Get to know the town: Willa Mae Woodbury

Name: Willa Mae Woodbury

Age: 76-years-old

Hometown: Philadelphia, Pa. and moved to Harrington seven years ago.

Occupation: Retired.

Previous occupation: “Restaurant owner for 22 years and did a little care giving. I worked in the Harrington Senior Center kitchen for a while, too.”

Tell us about your restaurant?

“It was Willa’s Inn. [We served] food. All kinds of food. We did catering as well.”

So, food is kind of your thing?

“Food is one of them; taking care of people is the next. I was a Licensed Practical Nurse years ago. When I moved, they said I had to take tests to get back into it, but said I wasn’t doing all that and went into caregiving instead.”

Tell us about

Willa’s Food Pantry?

“It’s been almost two years. A lot of people think having a nonprofit is easy, but you have to get on the phone to beg and convince and get out there to do what you need to do. You have to make it work. I go to bed with it on my mind and wake up with it on my mind thinking about how to make it improve.

“I started with the big shed back there. And I have back problems, but I do a lot of lifting, tugging, moving… so I decided to use this [closer] shed instead. I enjoy helping people.

“We’re open Wednesday and Saturdays from 11 a.m. to 1:30 p.m. and I do quite a few emergencies, too. Sometimes people call me and say a family member or friend doesn’t have food and I tell them to come on: pick what you want, pick what you need in the fridge… I ask how many kids they have, how many in the family, etc. I just try to help them.”

Why run a food pantry?

“My husband passed at an early age and I had six boys that I had to raise. Even though I worked in and out, it was different then than it is now. I would make dinner and my boys would say, ‘Why don’t you sit down and eat?’ And I’d tell them I would but I had to clean up or something. Then I would eat whatever was left over from their plates. At work, they would take our lunch money out of our wages. So, I would try to eat whatever I could because I didn’t know what I would have to eat later. I don’t forget when people tell me they need help. We can go up today and tonight we can go down. It doesn’t take more than a minute for us to fall.”

What was Willa Mae like as a child?

“She was a mess.

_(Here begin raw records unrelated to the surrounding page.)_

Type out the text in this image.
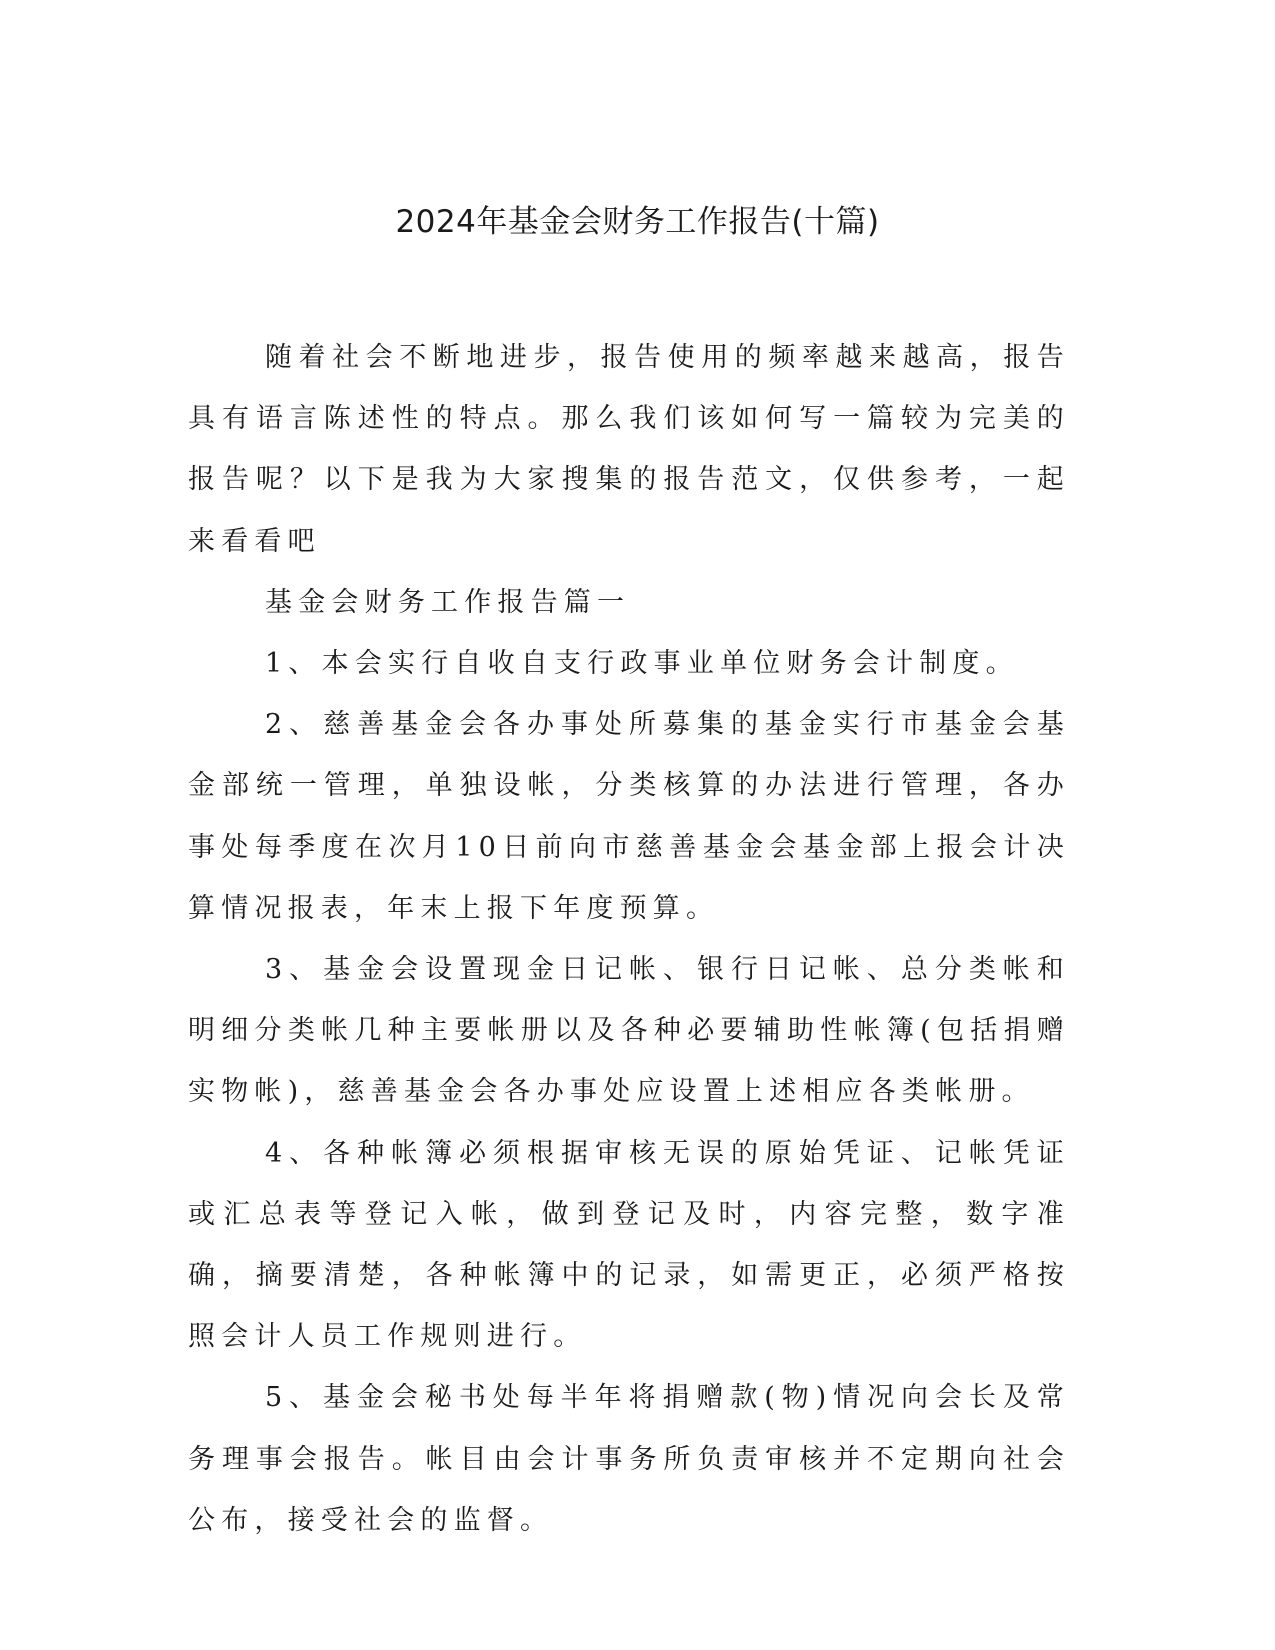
2024年基金会财务工作报告(十篇)

随着社会不断地进步，报告使用的频率越来越高，报告具有语言陈述性的特点。那么我们该如何写一篇较为完美的报告呢？以下是我为大家搜集的报告范文，仅供参考，一起来看看吧

基金会财务工作报告篇一

1、本会实行自收自支行政事业单位财务会计制度。

2、慈善基金会各办事处所募集的基金实行市基金会基金部统一管理，单独设帐，分类核算的办法进行管理，各办事处每季度在次月10日前向市慈善基金会基金部上报会计决算情况报表，年末上报下年度预算。

3、基金会设置现金日记帐、银行日记帐、总分类帐和明细分类帐几种主要帐册以及各种必要辅助性帐簿(包括捐赠实物帐)，慈善基金会各办事处应设置上述相应各类帐册。

4、各种帐簿必须根据审核无误的原始凭证、记帐凭证或汇总表等登记入帐，做到登记及时，内容完整，数字准确，摘要清楚，各种帐簿中的记录，如需更正，必须严格按照会计人员工作规则进行。

5、基金会秘书处每半年将捐赠款(物)情况向会长及常务理事会报告。帐目由会计事务所负责审核并不定期向社会公布，接受社会的监督。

I went to school. I didn’t too much, just play around. My mother was strict. I was fast. We used to play double Dutch and we used to have a thing where whoever would walk on the curb and not fall off, we’d treat them to a piece of candy. Wall Ball. Jacks. I learned myself how to skate in my backyard. My mother bought me my first pair of Chicago skates so I would go in the backyard. I wanted to go to the skating rink, but I didn’t know how to skate. My brother was older than I was and he was in the service so it was just me by myself.”

But then you traveled?

“My husband was in the service. We used to travel around to different states. I liked Michigan.  We were in Sault Ste. Marie, Michigan which was half in Michigan and half in Canada. I could stand at my window and watch the people up and down the street and go into their houses. They had a little ferry you could put your car on and go into Canada.”

If you could tell people anything, what would it be?

“I feel like it’s time for people to come together and help each other, you know. We are not strangers to each other. I always say to people, when you ride down the highway, do you ever notice all the trees when you’re riding and you notice that they’re all different shapes and colors and kinds? They’ve been there how many years together? They nourish together. When one passes on they use it to nourish the rest.

“We need to be trees and come together and help each other. It’s nice to say I have, I have, I have… but we don’t own anything. You’re only using it, leasing it. I feel like it’s time for people to come together and be a part of each other. It’s time to break all that craziness, you know. Because you see people get up and go to church and they come out of church and the conversation is different. But God made all of us. If you believe in him, you believe in all people. He made a variety of colors. He put us all here. Look what he gave us.”

What keeps you going?

“I hear families come in and they’re saying they can’t get medicine because they don’t have money or they can’t get food because they paid for the medicine. And that just makes me all the more want to give, give, give. I have a little donation bucket, if you can afford to give twenty-five cents or more, please do. It’s a pleasure. I enjoy it. I do. I enjoy it. Like I said, I remember when. I think people have a tendency to forget. They get a penny more than you got and I think they forget. I don’t think you’re supposed to forget.”